Genre: Horror/Thriller
Directed By: E. Elias Merhige, Elias Merhige
Running Time: 1:24
Review by: Felix Vasquez Jr.
Review Date:
DVD Features:
Production Interview - 1. E. Elias Merhige - Director
2. Willem Dafoe - Star
3. Nicolas Cage - Producer
Audio Commentary - 1. E. Elias Merhige - Director
Trailers - 1. Original Theatrical Trailer
2. Bonus Trailer - BEGOTTEN
Making Of
Highlights
Text/Photo Galleries:
Stills/Photos - 1. Make-Up Application Montage
2. Production Scrapbook
Biographies - 1. Cast & Crew
Production Notes
If you like this, try: Nosferatu, Bram Stoker's Dracula, Salem's Lot
SHADOW OF THE VAMPIRE

 

The film starts off With F.W. Murnau filming his potential horror masterpiece "Nosferatu". It tells how F.W. Murnau came to Bram Stoker's wife for the rights to make "Dracula" into a movie. She rejects their offer so F.W. Murnau plays it smart. He changes the name of the movie from "Dracula" to "Nosferatu", then he changes the name of the vampire from "Count Dracula" to "Count Orlock". F.W. Murnau is seen as a genius to his peers and friends. He's chosen the person to play the vampire and everyone is wondering who it is. He then introduces Max Shreck played by Willem Dafoe (Platoon, Spider-man). The crew is very terrified and spooked by Max. But Murnau played by John Malkovich (Of Mice and Men, Con-air) tells them he's just a brilliant character actor who submerges himself into his character for realism. Soon everyone starts to suspect Max isn't who Murnau says he is.
    Where to begin? This was highly praised by critics everywhere. So don't expect to find something new here. You're about to read another praiseful review. This is an excellent film. It's tones and dimness provide a great mood to this gothic art piece. John Malkovich is excellent as the mad and demented director F.W. Murnau who, throughout the whole movie, bares no remorse or terror towards the victims dying around him or for the vampire, which in the end leaves you to wonder: Who is the real monster in this? The man or the beast? Willem Dafoe is brilliant as Max Shreck and resembles him so much it's scary. How is it that Willem Dafoe plays a past character, yet is able to create his own character in the process? This question only proves his greatness as an actor. E. Elias Mehrige is such an excellent director that there isn't the slightest essence of Hollywood in this movie which proves that there is still good movies being made. The ending is weird and very scary leaving you more spooked by Murnau rather than Shrek. This is highly suggested.

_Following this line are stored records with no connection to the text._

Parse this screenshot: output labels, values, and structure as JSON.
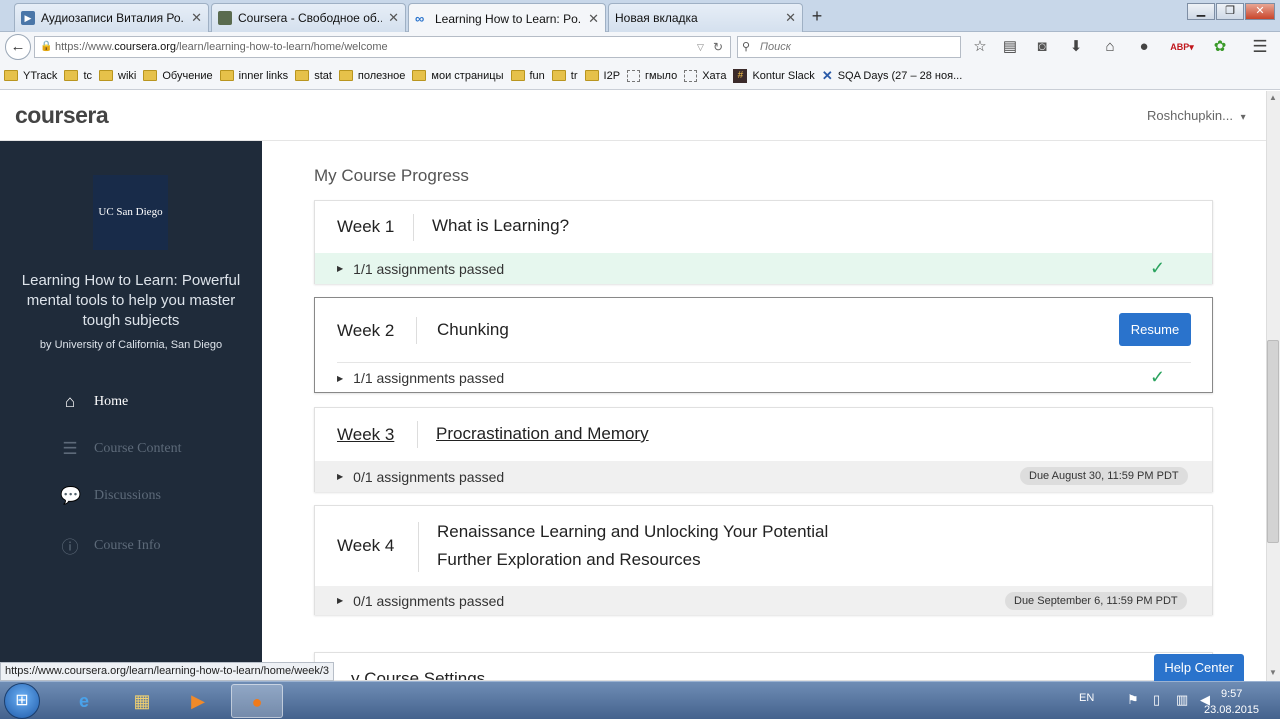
{
  "browser": {
    "tabs": [
      {
        "label": "Аудиозаписи Виталия Ро...",
        "icon": "vk-icon",
        "color": "#4a76a8"
      },
      {
        "label": "Coursera - Свободное об...",
        "icon": "coursera-icon",
        "color": "#5a6b4f"
      },
      {
        "label": "Learning How to Learn: Po...",
        "icon": "infinity-icon",
        "color": "#2a73cc"
      },
      {
        "label": "Новая вкладка",
        "icon": "",
        "color": ""
      }
    ],
    "url_prefix": "https://www.",
    "url_domain": "coursera.org",
    "url_path": "/learn/learning-how-to-learn/home/welcome",
    "search_placeholder": "Поиск",
    "bookmarks": [
      {
        "label": "YTrack",
        "kind": "folder"
      },
      {
        "label": "tc",
        "kind": "folder"
      },
      {
        "label": "wiki",
        "kind": "folder"
      },
      {
        "label": "Обучение",
        "kind": "folder"
      },
      {
        "label": "inner links",
        "kind": "folder"
      },
      {
        "label": "stat",
        "kind": "folder"
      },
      {
        "label": "полезное",
        "kind": "folder"
      },
      {
        "label": "мои страницы",
        "kind": "folder"
      },
      {
        "label": "fun",
        "kind": "folder"
      },
      {
        "label": "tr",
        "kind": "folder"
      },
      {
        "label": "I2P",
        "kind": "folder"
      },
      {
        "label": "гмыло",
        "kind": "dashed"
      },
      {
        "label": "Хата",
        "kind": "dashed"
      },
      {
        "label": "Kontur Slack",
        "kind": "slack"
      },
      {
        "label": "SQA Days (27 – 28 ноя...",
        "kind": "sqa"
      }
    ],
    "status_url": "https://www.coursera.org/learn/learning-how-to-learn/home/week/3"
  },
  "header": {
    "logo": "coursera",
    "user": "Roshchupkin...",
    "user_caret": "▾"
  },
  "sidebar": {
    "badge": "UC San Diego",
    "course_title": "Learning How to Learn: Powerful mental tools to help you master tough subjects",
    "course_by": "by University of California, San Diego",
    "nav": [
      {
        "label": "Home",
        "icon": "home-icon",
        "active": true
      },
      {
        "label": "Course Content",
        "icon": "list-icon",
        "active": false
      },
      {
        "label": "Discussions",
        "icon": "chat-icon",
        "active": false
      },
      {
        "label": "Course Info",
        "icon": "info-icon",
        "active": false
      }
    ]
  },
  "main": {
    "section_title": "My Course Progress",
    "weeks": [
      {
        "week": "Week 1",
        "titles": [
          "What is Learning?"
        ],
        "assignments": "1/1 assignments passed",
        "status": "passed",
        "due": ""
      },
      {
        "week": "Week 2",
        "titles": [
          "Chunking"
        ],
        "assignments": "1/1 assignments passed",
        "status": "passed",
        "due": "",
        "action": "Resume"
      },
      {
        "week": "Week 3",
        "titles": [
          "Procrastination and Memory"
        ],
        "assignments": "0/1 assignments passed",
        "status": "pending",
        "due": "Due August 30, 11:59 PM PDT"
      },
      {
        "week": "Week 4",
        "titles": [
          "Renaissance Learning and Unlocking Your Potential",
          "Further Exploration and Resources"
        ],
        "assignments": "0/1 assignments passed",
        "status": "pending",
        "due": "Due September 6, 11:59 PM PDT"
      }
    ],
    "settings_title_partial": "y Course Settings",
    "help_center": "Help Center"
  },
  "taskbar": {
    "lang": "EN",
    "time": "9:57",
    "date": "23.08.2015"
  },
  "colors": {
    "accent": "#2a73cc",
    "sidebar_bg": "#1f2b3a",
    "passed_bg": "#e6f7ee",
    "check": "#2aa35e"
  }
}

The film was too short for a running time of an hour and twenty-one minutes, which didn't leave time for much emphasis on the characters. We never truly get to learn a whole lot about the characters which seems to make me feel deprived of something.

This is a dark, gothic, and creepy film with excellent performances from Malkovich and Willem Dafoe.